With so much legislative activity, such as the FAA reauthorization and highway bill, pushed into the wings to make way for the deficit debate, the joint committee bill could be the only vehicle left, “the last train leaving the station,” as several lobbyists referred to it.

Lobbyists would likely frame these proposals in terms of the long-term effects on economic growth.

“There are a lot of ways the government can cost the economy money,” said Scott Segal, a lobbyist at Bracewell & Giuliani, which represents energy companies, including utilities and oil and gas firms. “One of them is through misspending tax revenues, and the other way is imposing a heavy regulatory burden on the energy sector.”

Lobbyists could target several overlapping rules governing the power sector and limits on permits for offshore drilling, even though those rules are not directly related to the budget, Segal said.

An idea like that might have traction among lawmakers such as Sen. David Vitter (R-La.) who said Wednesday he’s putting a procedural hold on an Interior Department nominee until the agency extends for one year hundreds of expiring Gulf drilling leases.

Lobbyists are in the early stages of strategizing, and with lawmakers on recess until September, the appetite and need for these kinds of elements remains to be seen.

“Our first concern is who is going to be on the committee because that will be very telling,” one business industry lobbyist said.

Congressional leaders must appoint the committee members by Aug. 16.

“Anyone lobbying those 12 guys is going to have to be pretty delicate,” a Republican lobbyist and ex-GOP leadership staffer said. “And I think filling their inbox with stupid ideas that don’t help them solve their problem is bad lobbying.”

Plus, with the ink barely dry on the debt deal, most lobbyists struck a cautious tone.
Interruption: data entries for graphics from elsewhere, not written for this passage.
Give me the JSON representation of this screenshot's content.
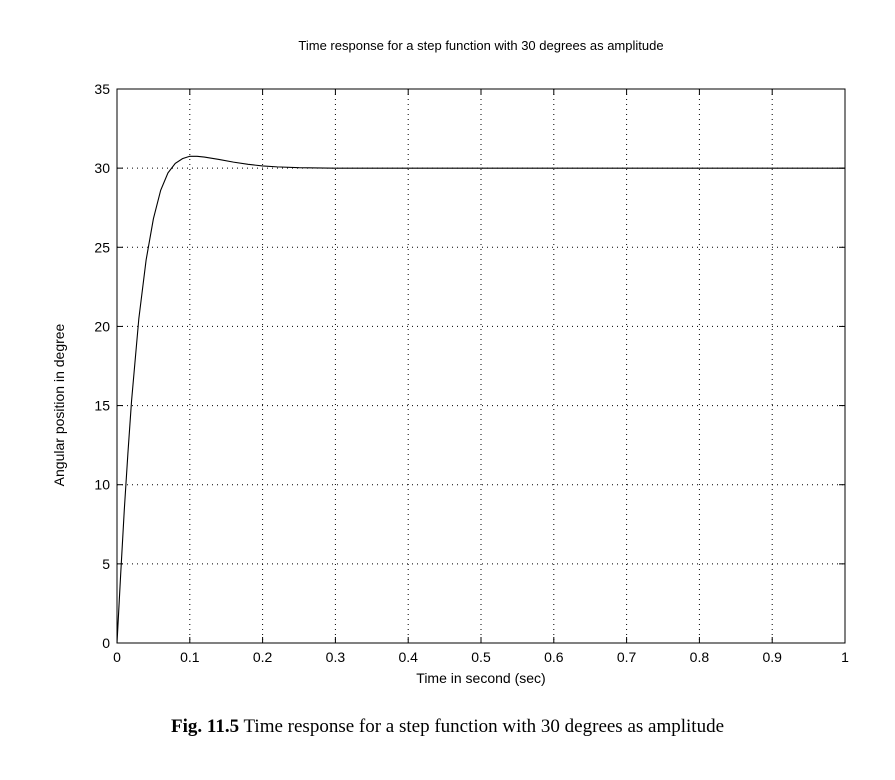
{
  "chart_data": {
    "type": "line",
    "title": "Time response for a step function with 30 degrees as amplitude",
    "xlabel": "Time in second (sec)",
    "ylabel": "Angular position in degree",
    "xlim": [
      0,
      1
    ],
    "ylim": [
      0,
      35
    ],
    "grid": true,
    "x_ticks": [
      0,
      0.1,
      0.2,
      0.3,
      0.4,
      0.5,
      0.6,
      0.7,
      0.8,
      0.9,
      1
    ],
    "x_tick_labels": [
      "0",
      "0.1",
      "0.2",
      "0.3",
      "0.4",
      "0.5",
      "0.6",
      "0.7",
      "0.8",
      "0.9",
      "1"
    ],
    "y_ticks": [
      0,
      5,
      10,
      15,
      20,
      25,
      30,
      35
    ],
    "y_tick_labels": [
      "0",
      "5",
      "10",
      "15",
      "20",
      "25",
      "30",
      "35"
    ],
    "series": [
      {
        "x": [
          0,
          0.005,
          0.01,
          0.015,
          0.02,
          0.03,
          0.04,
          0.05,
          0.06,
          0.07,
          0.08,
          0.09,
          0.1,
          0.11,
          0.12,
          0.14,
          0.16,
          0.18,
          0.2,
          0.22,
          0.25,
          0.3,
          0.4,
          0.5,
          0.6,
          0.7,
          0.8,
          0.9,
          1.0
        ],
        "y": [
          0,
          4.3,
          8.4,
          12.0,
          15.3,
          20.5,
          24.2,
          26.8,
          28.6,
          29.7,
          30.3,
          30.6,
          30.75,
          30.75,
          30.7,
          30.55,
          30.38,
          30.24,
          30.14,
          30.08,
          30.03,
          30.0,
          30.0,
          30.0,
          30.0,
          30.0,
          30.0,
          30.0,
          30.0
        ]
      }
    ]
  },
  "caption": {
    "number": "Fig. 11.5",
    "text": " Time response for a step function with 30 degrees as amplitude"
  }
}
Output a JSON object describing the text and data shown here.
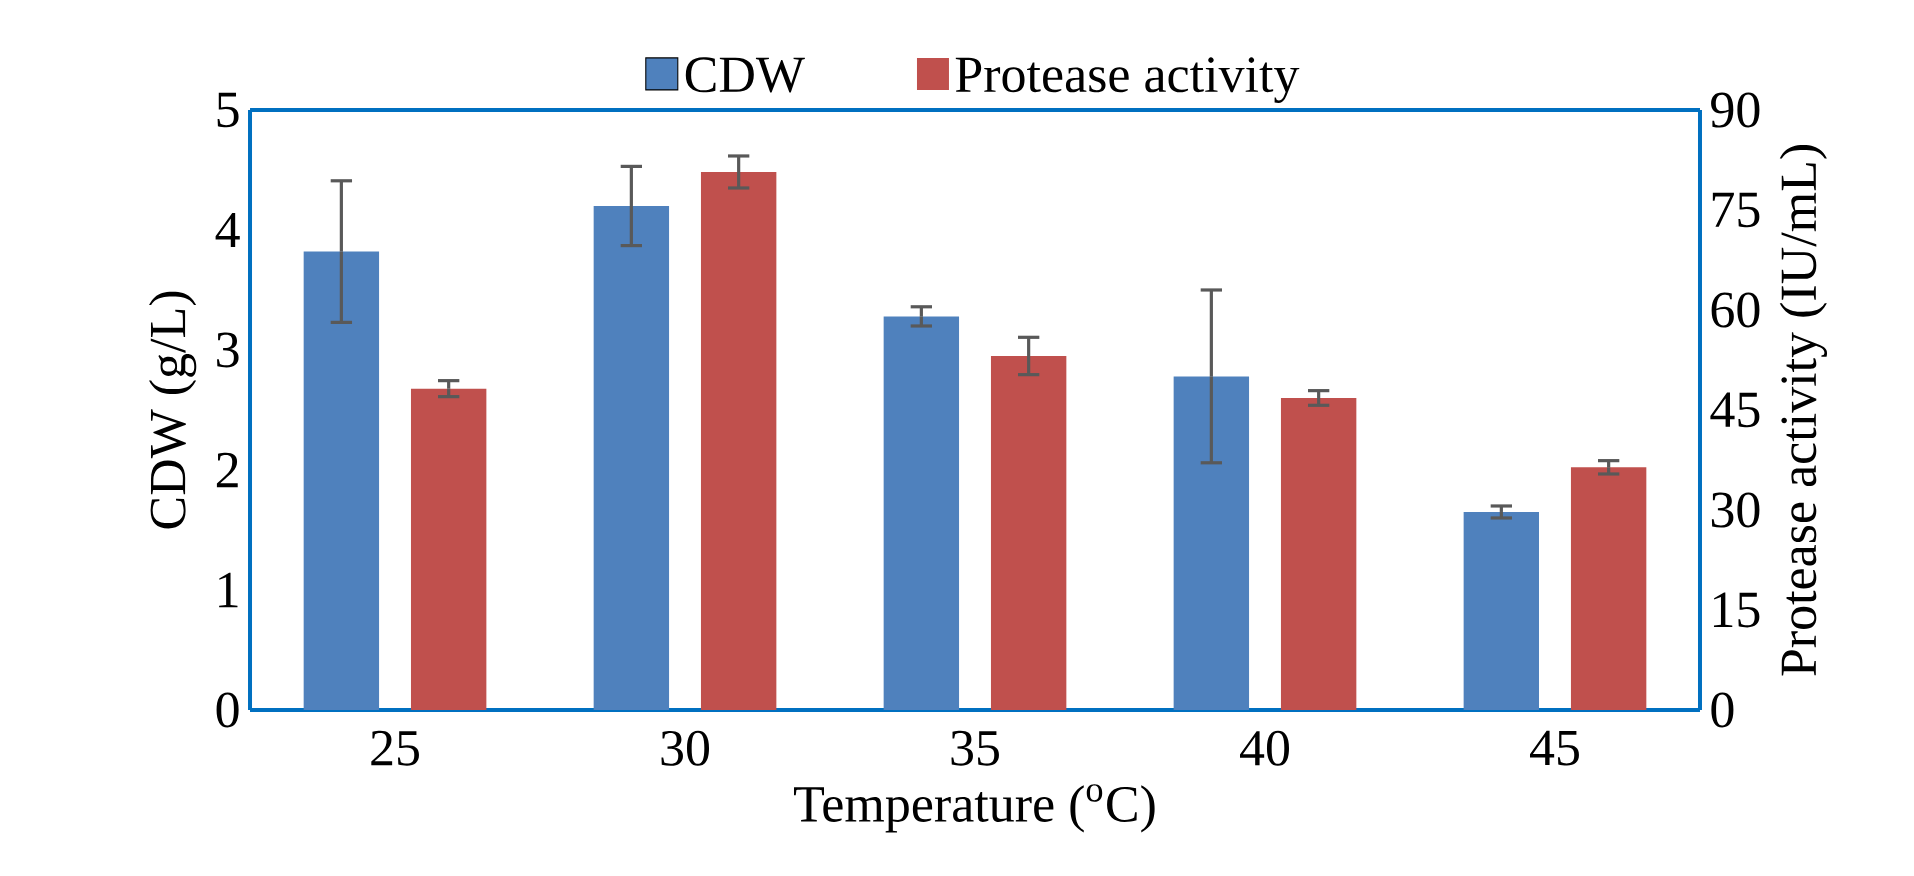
{
  "chart_data": {
    "type": "bar",
    "xlabel": "Temperature ($^{o}$C)",
    "ylabel": "CDW (g/L)",
    "y2label": "Protease activity (IU/mL)",
    "categories": [
      "25",
      "30",
      "35",
      "40",
      "45"
    ],
    "series": [
      {
        "name": "CDW",
        "color": "#4f81bd",
        "values": [
          3.82,
          4.2,
          3.28,
          2.78,
          1.65
        ],
        "errors": [
          0.59,
          0.33,
          0.08,
          0.72,
          0.05
        ]
      },
      {
        "name": "Protease activity",
        "color": "#c0504d",
        "axis": "y2",
        "values": [
          48.2,
          80.7,
          53.1,
          46.8,
          36.4
        ],
        "errors": [
          1.2,
          2.4,
          2.8,
          1.1,
          1.0
        ]
      }
    ],
    "ylim": [
      0,
      5
    ],
    "yticks": [
      0,
      1,
      2,
      3,
      4,
      5
    ],
    "y2lim": [
      0,
      90
    ],
    "y2ticks": [
      0,
      15,
      30,
      45,
      60,
      75,
      90
    ],
    "grid": false,
    "legend": "top"
  }
}
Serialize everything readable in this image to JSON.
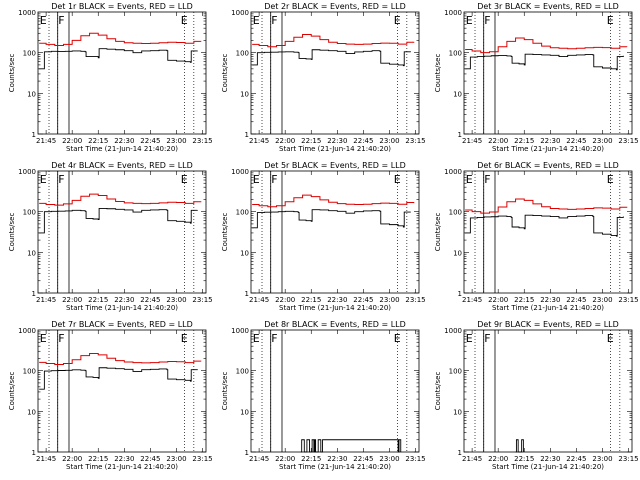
{
  "chart_data": {
    "type": "line",
    "layout": "3x3 grid",
    "ylabel": "Counts/sec",
    "xlabel": "Start Time (21-Jun-14 21:40:20)",
    "x_tick_labels": [
      "21:45",
      "22:00",
      "22:15",
      "22:30",
      "22:45",
      "23:00",
      "23:15"
    ],
    "y_scale": "log",
    "ylim": [
      1,
      1000
    ],
    "y_tick_labels": [
      "1",
      "10",
      "100",
      "1000"
    ],
    "series_colors": {
      "events": "#000000",
      "lld": "#dd0000"
    },
    "markers": {
      "E_left": {
        "label": "E",
        "time": "21:43:20"
      },
      "F": {
        "label": "F",
        "time": "21:53:50"
      },
      "E_right": {
        "label": "E",
        "time": "23:04:30"
      }
    },
    "vlines": {
      "dotted": [
        "21:46:40",
        "21:51:40",
        "23:04:40",
        "23:10:00"
      ],
      "solid": [
        "21:51:40",
        "21:58:10"
      ]
    },
    "panels": [
      {
        "title": "Det 1r BLACK = Events, RED = LLD",
        "events": {
          "x": [
            "21:41:00",
            "21:44:00",
            "21:48:00",
            "21:52:00",
            "21:56:00",
            "22:00:00",
            "22:05:00",
            "22:07:30",
            "22:08:00",
            "22:12:00",
            "22:15:00",
            "22:15:30",
            "22:20:00",
            "22:25:00",
            "22:30:00",
            "22:35:00",
            "22:40:00",
            "22:45:00",
            "22:50:00",
            "22:54:30",
            "22:55:00",
            "23:00:00",
            "23:05:00",
            "23:08:00",
            "23:08:30",
            "23:12:00"
          ],
          "y": [
            40,
            105,
            108,
            107,
            108,
            110,
            108,
            105,
            80,
            80,
            75,
            125,
            122,
            118,
            112,
            100,
            110,
            112,
            115,
            112,
            65,
            62,
            60,
            58,
            110,
            112
          ]
        },
        "lld": {
          "x": [
            "21:41:00",
            "21:45:00",
            "21:50:00",
            "21:55:00",
            "22:00:00",
            "22:05:00",
            "22:10:00",
            "22:15:00",
            "22:20:00",
            "22:25:00",
            "22:30:00",
            "22:35:00",
            "22:40:00",
            "22:45:00",
            "22:50:00",
            "22:55:00",
            "23:00:00",
            "23:05:00",
            "23:10:00",
            "23:14:00"
          ],
          "y": [
            170,
            160,
            150,
            160,
            200,
            260,
            300,
            270,
            220,
            190,
            175,
            170,
            168,
            170,
            175,
            180,
            178,
            170,
            190,
            185
          ]
        }
      },
      {
        "title": "Det 2r BLACK = Events, RED = LLD",
        "events": {
          "x": [
            "21:41:00",
            "21:44:00",
            "21:48:00",
            "21:52:00",
            "21:56:00",
            "22:00:00",
            "22:05:00",
            "22:07:30",
            "22:08:00",
            "22:12:00",
            "22:15:00",
            "22:15:30",
            "22:20:00",
            "22:25:00",
            "22:30:00",
            "22:35:00",
            "22:40:00",
            "22:45:00",
            "22:50:00",
            "22:54:30",
            "22:55:00",
            "23:00:00",
            "23:05:00",
            "23:08:00",
            "23:08:30",
            "23:12:00"
          ],
          "y": [
            50,
            100,
            102,
            103,
            104,
            105,
            103,
            100,
            72,
            70,
            68,
            118,
            115,
            112,
            108,
            95,
            104,
            108,
            112,
            108,
            55,
            52,
            50,
            48,
            105,
            108
          ]
        },
        "lld": {
          "x": [
            "21:41:00",
            "21:45:00",
            "21:50:00",
            "21:55:00",
            "22:00:00",
            "22:05:00",
            "22:10:00",
            "22:15:00",
            "22:20:00",
            "22:25:00",
            "22:30:00",
            "22:35:00",
            "22:40:00",
            "22:45:00",
            "22:50:00",
            "22:55:00",
            "23:00:00",
            "23:05:00",
            "23:10:00",
            "23:14:00"
          ],
          "y": [
            160,
            150,
            140,
            150,
            190,
            240,
            280,
            255,
            210,
            180,
            168,
            162,
            160,
            162,
            168,
            172,
            170,
            162,
            180,
            175
          ]
        }
      },
      {
        "title": "Det 3r BLACK = Events, RED = LLD",
        "events": {
          "x": [
            "21:41:00",
            "21:44:00",
            "21:48:00",
            "21:52:00",
            "21:56:00",
            "22:00:00",
            "22:05:00",
            "22:07:30",
            "22:08:00",
            "22:12:00",
            "22:15:00",
            "22:15:30",
            "22:20:00",
            "22:25:00",
            "22:30:00",
            "22:35:00",
            "22:40:00",
            "22:45:00",
            "22:50:00",
            "22:54:30",
            "22:55:00",
            "23:00:00",
            "23:05:00",
            "23:08:00",
            "23:08:30",
            "23:12:00"
          ],
          "y": [
            40,
            78,
            80,
            82,
            84,
            85,
            83,
            80,
            55,
            53,
            50,
            92,
            90,
            88,
            86,
            80,
            86,
            88,
            90,
            88,
            45,
            42,
            40,
            38,
            80,
            84
          ]
        },
        "lld": {
          "x": [
            "21:41:00",
            "21:45:00",
            "21:50:00",
            "21:55:00",
            "22:00:00",
            "22:05:00",
            "22:10:00",
            "22:15:00",
            "22:20:00",
            "22:25:00",
            "22:30:00",
            "22:35:00",
            "22:40:00",
            "22:45:00",
            "22:50:00",
            "22:55:00",
            "23:00:00",
            "23:05:00",
            "23:10:00",
            "23:14:00"
          ],
          "y": [
            120,
            110,
            100,
            105,
            140,
            190,
            230,
            210,
            170,
            145,
            132,
            128,
            125,
            128,
            132,
            135,
            133,
            128,
            140,
            138
          ]
        }
      },
      {
        "title": "Det 4r BLACK = Events, RED = LLD",
        "events": {
          "x": [
            "21:41:00",
            "21:44:00",
            "21:48:00",
            "21:52:00",
            "21:56:00",
            "22:00:00",
            "22:05:00",
            "22:07:30",
            "22:08:00",
            "22:12:00",
            "22:15:00",
            "22:15:30",
            "22:20:00",
            "22:25:00",
            "22:30:00",
            "22:35:00",
            "22:40:00",
            "22:45:00",
            "22:50:00",
            "22:54:30",
            "22:55:00",
            "23:00:00",
            "23:05:00",
            "23:08:00",
            "23:08:30",
            "23:12:00"
          ],
          "y": [
            30,
            100,
            102,
            103,
            104,
            108,
            106,
            102,
            68,
            66,
            64,
            120,
            118,
            114,
            110,
            98,
            108,
            110,
            112,
            108,
            60,
            58,
            55,
            52,
            108,
            110
          ]
        },
        "lld": {
          "x": [
            "21:41:00",
            "21:45:00",
            "21:50:00",
            "21:55:00",
            "22:00:00",
            "22:05:00",
            "22:10:00",
            "22:15:00",
            "22:20:00",
            "22:25:00",
            "22:30:00",
            "22:35:00",
            "22:40:00",
            "22:45:00",
            "22:50:00",
            "22:55:00",
            "23:00:00",
            "23:05:00",
            "23:10:00",
            "23:14:00"
          ],
          "y": [
            160,
            150,
            145,
            155,
            190,
            240,
            270,
            250,
            205,
            178,
            165,
            160,
            158,
            160,
            165,
            170,
            168,
            160,
            175,
            170
          ]
        }
      },
      {
        "title": "Det 5r BLACK = Events, RED = LLD",
        "events": {
          "x": [
            "21:41:00",
            "21:44:00",
            "21:48:00",
            "21:52:00",
            "21:56:00",
            "22:00:00",
            "22:05:00",
            "22:07:30",
            "22:08:00",
            "22:12:00",
            "22:15:00",
            "22:15:30",
            "22:20:00",
            "22:25:00",
            "22:30:00",
            "22:35:00",
            "22:40:00",
            "22:45:00",
            "22:50:00",
            "22:54:30",
            "22:55:00",
            "23:00:00",
            "23:05:00",
            "23:08:00",
            "23:08:30",
            "23:12:00"
          ],
          "y": [
            40,
            95,
            97,
            98,
            100,
            102,
            100,
            96,
            62,
            60,
            58,
            112,
            110,
            106,
            102,
            92,
            100,
            104,
            106,
            102,
            50,
            48,
            45,
            42,
            98,
            100
          ]
        },
        "lld": {
          "x": [
            "21:41:00",
            "21:45:00",
            "21:50:00",
            "21:55:00",
            "22:00:00",
            "22:05:00",
            "22:10:00",
            "22:15:00",
            "22:20:00",
            "22:25:00",
            "22:30:00",
            "22:35:00",
            "22:40:00",
            "22:45:00",
            "22:50:00",
            "22:55:00",
            "23:00:00",
            "23:05:00",
            "23:10:00",
            "23:14:00"
          ],
          "y": [
            150,
            140,
            132,
            140,
            175,
            220,
            255,
            235,
            195,
            170,
            158,
            152,
            150,
            152,
            158,
            162,
            160,
            152,
            168,
            162
          ]
        }
      },
      {
        "title": "Det 6r BLACK = Events, RED = LLD",
        "events": {
          "x": [
            "21:41:00",
            "21:44:00",
            "21:48:00",
            "21:52:00",
            "21:56:00",
            "22:00:00",
            "22:05:00",
            "22:07:30",
            "22:08:00",
            "22:12:00",
            "22:15:00",
            "22:15:30",
            "22:20:00",
            "22:25:00",
            "22:30:00",
            "22:35:00",
            "22:40:00",
            "22:45:00",
            "22:50:00",
            "22:54:30",
            "22:55:00",
            "23:00:00",
            "23:05:00",
            "23:08:00",
            "23:08:30",
            "23:12:00"
          ],
          "y": [
            30,
            70,
            72,
            74,
            75,
            78,
            76,
            72,
            42,
            40,
            38,
            82,
            80,
            78,
            76,
            70,
            76,
            78,
            80,
            76,
            30,
            28,
            26,
            25,
            72,
            76
          ]
        },
        "lld": {
          "x": [
            "21:41:00",
            "21:45:00",
            "21:50:00",
            "21:55:00",
            "22:00:00",
            "22:05:00",
            "22:10:00",
            "22:15:00",
            "22:20:00",
            "22:25:00",
            "22:30:00",
            "22:35:00",
            "22:40:00",
            "22:45:00",
            "22:50:00",
            "22:55:00",
            "23:00:00",
            "23:05:00",
            "23:10:00",
            "23:14:00"
          ],
          "y": [
            110,
            100,
            92,
            98,
            130,
            175,
            205,
            190,
            155,
            132,
            120,
            116,
            114,
            116,
            120,
            124,
            122,
            116,
            128,
            125
          ]
        }
      },
      {
        "title": "Det 7r BLACK = Events, RED = LLD",
        "events": {
          "x": [
            "21:41:00",
            "21:44:00",
            "21:48:00",
            "21:52:00",
            "21:56:00",
            "22:00:00",
            "22:05:00",
            "22:07:30",
            "22:08:00",
            "22:12:00",
            "22:15:00",
            "22:15:30",
            "22:20:00",
            "22:25:00",
            "22:30:00",
            "22:35:00",
            "22:40:00",
            "22:45:00",
            "22:50:00",
            "22:54:30",
            "22:55:00",
            "23:00:00",
            "23:05:00",
            "23:08:00",
            "23:08:30",
            "23:12:00"
          ],
          "y": [
            35,
            98,
            100,
            101,
            102,
            105,
            103,
            100,
            70,
            68,
            65,
            118,
            115,
            112,
            108,
            96,
            106,
            108,
            110,
            106,
            62,
            60,
            58,
            55,
            106,
            108
          ]
        },
        "lld": {
          "x": [
            "21:41:00",
            "21:45:00",
            "21:50:00",
            "21:55:00",
            "22:00:00",
            "22:05:00",
            "22:10:00",
            "22:15:00",
            "22:20:00",
            "22:25:00",
            "22:30:00",
            "22:35:00",
            "22:40:00",
            "22:45:00",
            "22:50:00",
            "22:55:00",
            "23:00:00",
            "23:05:00",
            "23:10:00",
            "23:14:00"
          ],
          "y": [
            160,
            150,
            142,
            150,
            185,
            235,
            265,
            245,
            202,
            176,
            163,
            158,
            156,
            158,
            163,
            168,
            166,
            158,
            172,
            168
          ]
        }
      },
      {
        "title": "Det 8r BLACK = Events, RED = LLD",
        "events": {
          "x": [
            "22:09:00",
            "22:09:30",
            "22:10:30",
            "22:11:00",
            "22:12:00",
            "22:12:30",
            "22:13:30",
            "22:14:00",
            "22:15:00",
            "22:15:30",
            "22:16:00",
            "22:16:30",
            "22:17:00",
            "22:17:30",
            "22:18:30",
            "22:19:00",
            "22:20:00",
            "22:20:30",
            "22:21:00",
            "22:21:30",
            "23:05:00",
            "23:05:30",
            "23:06:00",
            "23:06:30"
          ],
          "y": [
            1,
            2,
            2,
            1,
            1,
            2,
            2,
            1,
            1,
            2,
            2,
            1,
            2,
            1,
            1,
            2,
            2,
            1,
            1,
            2,
            1,
            2,
            2,
            1
          ]
        },
        "lld": {
          "x": [],
          "y": []
        }
      },
      {
        "title": "Det 9r BLACK = Events, RED = LLD",
        "events": {
          "x": [
            "22:10:00",
            "22:10:30",
            "22:11:00",
            "22:11:30",
            "22:13:00",
            "22:13:30",
            "22:14:00",
            "22:14:30"
          ],
          "y": [
            1,
            2,
            2,
            1,
            1,
            2,
            2,
            1
          ]
        },
        "lld": {
          "x": [],
          "y": []
        }
      }
    ]
  }
}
“The absence of the Byrd Rule doesn’t remove the other institutional barriers on a piece of legislation like this, including the fact that everyone and their mother is going to be watching this with a microscope and items unrelated to reduction go two times under that,” said Rich Gold, a Democratic lobbyist with Holland & Knight.

Still, he said, “there’s a difference between what’s real and what people are thinking. … People are going to be looking for opportunities.”